Configure databases for performance
Describe database scoped configuration options
SQL Server has always had configuration options that were set at the database level.
For example, the recovery model has always been a database setting, but as more complex features have been introduced to the database, more options have been added.
Many of these options are tied to the compatibility level of the database, which is itself a database level configuration option.
Database configuration options break down into two groups, with a minor difference:
· Options configured by the ALTER DATABASE SCOPED CONFIGURATION syntax in T-SQL
· Options configured by the ALTER DATABASE syntax in T-SQL
Describe intelligent query processing
IQP features break down into a few families of features:
· Adaptive Query Processing
§ Adaptive Joins — the database engine defers choice of join between hash and nested loops based in the number of rows going into the join. Adaptive joins currently only work in batch execution mode.
§ Interleaved Execution — Currently this feature supports multi-statement table-valued functions (MSTVF). Prior to SQL Server 2017, MSTVFs used a fixed row estimate of either one or 100 rows, depending on the version SQL Server. This estimate could lead to suboptimal query plans if the function returned many more rows. With interleaved execution, an actual row count is generated from the MSTVF before the rest of the plan is compiled.
§ Memory Grant Feedback — SQL Server generates a memory grant in the initial plan of the query, based on row count estimates from statistics. Severe data skew could lead to either over- or under-estimates of row counts, which can cause over-grants of memory that decrease concurrency, or under-grants, which can cause the query to spill data to tempdb. With Memory Grant Feedback, SQL Server detects these conditions and decreases or increases the amount of memory granted to the query to either avoid the spill or overallocation.
· Table Variable Deferred Compilation
· Batch Mode on Rowstore
· Scalar UDF Inlining
· Approximate Query Processing
§ This function guarantees a 2% error rate with a 97% confidence interval
Describe query store in Azure Database for MySQL and PostgreSQL
One of the value-added features in Azure Database for MySQL and PostgreSQL is an implementation of the Query Store in each database.
While a slightly different implementation of the feature than in Azure SQL, the Query Store offers insightful actionable performance information to the DBA.
Describe performance-related maintenance tasks in SQL Server
Maintain indexes
Rebuild and reorganize
Index fragmentation occurs when logical ordering within index pages does not match the physical ordering
The common guidance for index maintenance is:
· >5% but ❤0% Reorganize the index
· >30% Rebuild the index
Maintain statistics
Statistics are stored in the user database as binary large objects (blobs).
These blobs contain statistical information about the distribution of data values in one or more columns of a table or indexed view.

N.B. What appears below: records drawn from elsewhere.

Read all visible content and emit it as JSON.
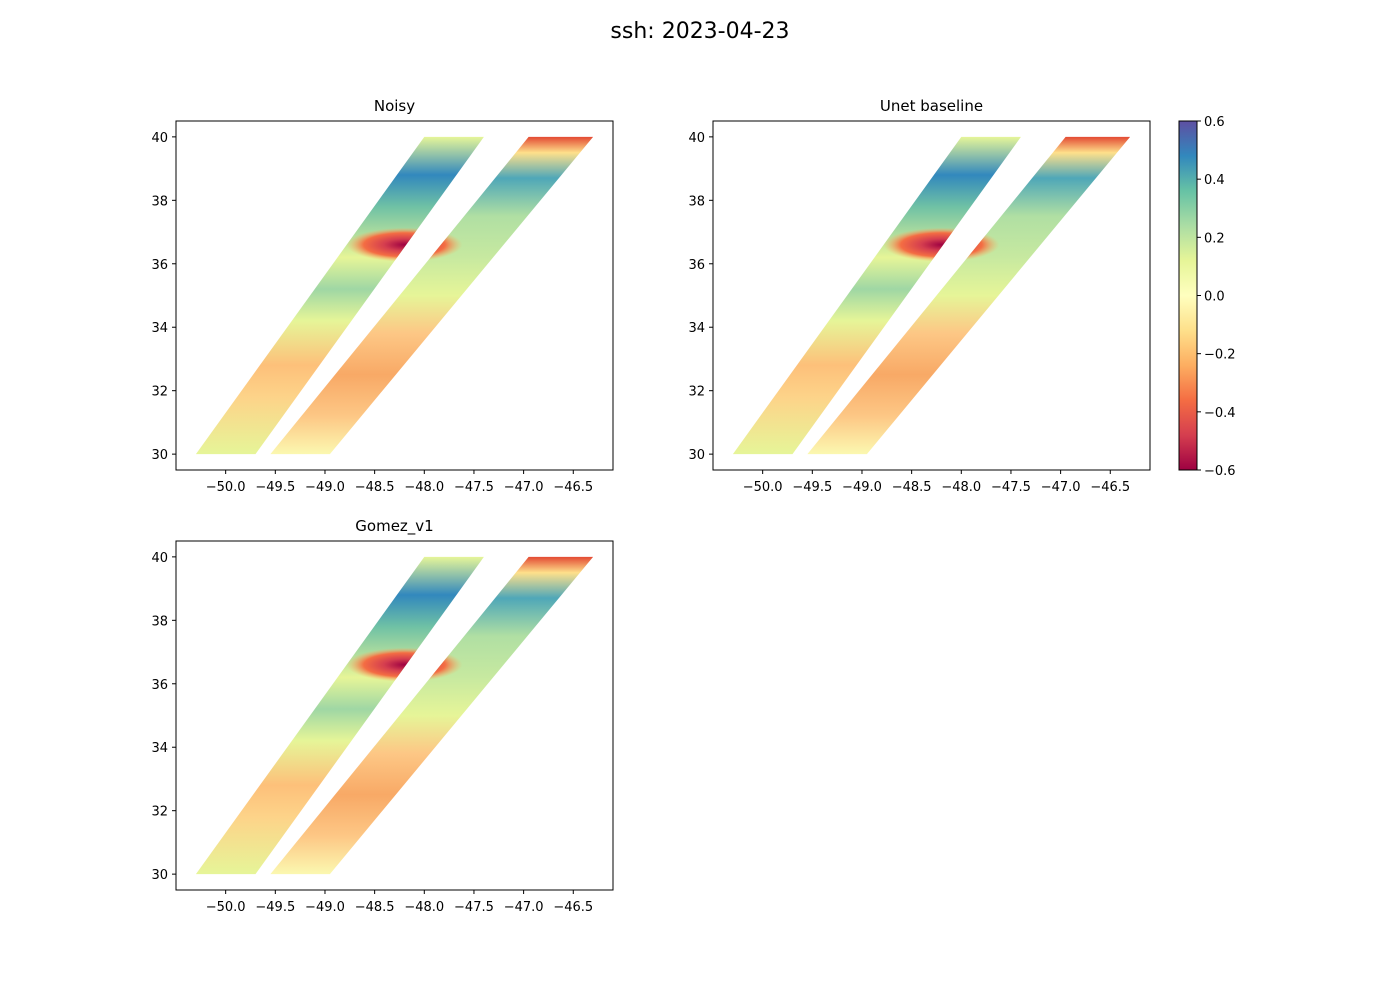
{
  "figure": {
    "suptitle": "ssh: 2023-04-23"
  },
  "colorbar": {
    "vmin": -0.6,
    "vmax": 0.6,
    "colormap": "Spectral",
    "ticks": [
      0.6,
      0.4,
      0.2,
      0.0,
      -0.2,
      -0.4,
      -0.6
    ],
    "tick_labels": [
      "0.6",
      "0.4",
      "0.2",
      "0.0",
      "−0.2",
      "−0.4",
      "−0.6"
    ]
  },
  "chart_data": [
    {
      "type": "scatter",
      "title": "Noisy",
      "xlabel": "",
      "ylabel": "",
      "xlim": [
        -50.5,
        -46.1
      ],
      "ylim": [
        29.5,
        40.5
      ],
      "x_ticks": [
        -50.0,
        -49.5,
        -49.0,
        -48.5,
        -48.0,
        -47.5,
        -47.0,
        -46.5
      ],
      "x_tick_labels": [
        "−50.0",
        "−49.5",
        "−49.0",
        "−48.5",
        "−48.0",
        "−47.5",
        "−47.0",
        "−46.5"
      ],
      "y_ticks": [
        30,
        32,
        34,
        36,
        38,
        40
      ],
      "y_tick_labels": [
        "30",
        "32",
        "34",
        "36",
        "38",
        "40"
      ],
      "grid": false,
      "swaths": [
        {
          "name": "left swath",
          "corners": [
            [
              -50.3,
              30.0
            ],
            [
              -49.7,
              30.0
            ],
            [
              -47.4,
              40.0
            ],
            [
              -48.0,
              40.0
            ]
          ]
        },
        {
          "name": "right swath",
          "corners": [
            [
              -49.55,
              30.0
            ],
            [
              -48.95,
              30.0
            ],
            [
              -46.3,
              40.0
            ],
            [
              -46.95,
              40.0
            ]
          ]
        }
      ]
    },
    {
      "type": "scatter",
      "title": "Unet baseline",
      "xlabel": "",
      "ylabel": "",
      "xlim": [
        -50.5,
        -46.1
      ],
      "ylim": [
        29.5,
        40.5
      ],
      "x_ticks": [
        -50.0,
        -49.5,
        -49.0,
        -48.5,
        -48.0,
        -47.5,
        -47.0,
        -46.5
      ],
      "x_tick_labels": [
        "−50.0",
        "−49.5",
        "−49.0",
        "−48.5",
        "−48.0",
        "−47.5",
        "−47.0",
        "−46.5"
      ],
      "y_ticks": [
        30,
        32,
        34,
        36,
        38,
        40
      ],
      "y_tick_labels": [
        "30",
        "32",
        "34",
        "36",
        "38",
        "40"
      ],
      "grid": false,
      "swaths": [
        {
          "name": "left swath",
          "corners": [
            [
              -50.3,
              30.0
            ],
            [
              -49.7,
              30.0
            ],
            [
              -47.4,
              40.0
            ],
            [
              -48.0,
              40.0
            ]
          ]
        },
        {
          "name": "right swath",
          "corners": [
            [
              -49.55,
              30.0
            ],
            [
              -48.95,
              30.0
            ],
            [
              -46.3,
              40.0
            ],
            [
              -46.95,
              40.0
            ]
          ]
        }
      ]
    },
    {
      "type": "scatter",
      "title": "Gomez_v1",
      "xlabel": "",
      "ylabel": "",
      "xlim": [
        -50.5,
        -46.1
      ],
      "ylim": [
        29.5,
        40.5
      ],
      "x_ticks": [
        -50.0,
        -49.5,
        -49.0,
        -48.5,
        -48.0,
        -47.5,
        -47.0,
        -46.5
      ],
      "x_tick_labels": [
        "−50.0",
        "−49.5",
        "−49.0",
        "−48.5",
        "−48.0",
        "−47.5",
        "−47.0",
        "−46.5"
      ],
      "y_ticks": [
        30,
        32,
        34,
        36,
        38,
        40
      ],
      "y_tick_labels": [
        "30",
        "32",
        "34",
        "36",
        "38",
        "40"
      ],
      "grid": false,
      "swaths": [
        {
          "name": "left swath",
          "corners": [
            [
              -50.3,
              30.0
            ],
            [
              -49.7,
              30.0
            ],
            [
              -47.4,
              40.0
            ],
            [
              -48.0,
              40.0
            ]
          ]
        },
        {
          "name": "right swath",
          "corners": [
            [
              -49.55,
              30.0
            ],
            [
              -48.95,
              30.0
            ],
            [
              -46.3,
              40.0
            ],
            [
              -46.95,
              40.0
            ]
          ]
        }
      ]
    }
  ]
}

The query optimizer uses column and index statistics in order to determine cardinality, which is the number of rows a query is expected to return.
SELECT sp.stats_id,
name,
last_updated,
rows,
rows_sampled
FROM sys.stats
CROSS APPLY sys.dm_db_stats_properties(object_id, stats_id) AS sp
WHERE user_created = 1
Describe automatic tuning
Automatic tuning features
SQL Server 2017 introduced a feature called automatic tuning.
Automatic tuning allows for the gathering and applying machine learning against performance metrics to provide suggested improvements or even allow for self-correction.
Automatic tuning, whether on-premises or in the cloud, allows you to identify issues caused by query execution plan regression.
Additionally, in Azure SQL Database you have the option to further improve query performance by index tuning.
Azure SQL Database automatic tuning can identify indexes that should be added or even removed from the database to enhance query performance.
If the forced plan does not perform better than the previous plan, it will be subsequently unforced and force a new plan to be compiled.
If the forced plan continues to outperform the previously bad plan, it will remain forced until such time as a recompile occurs.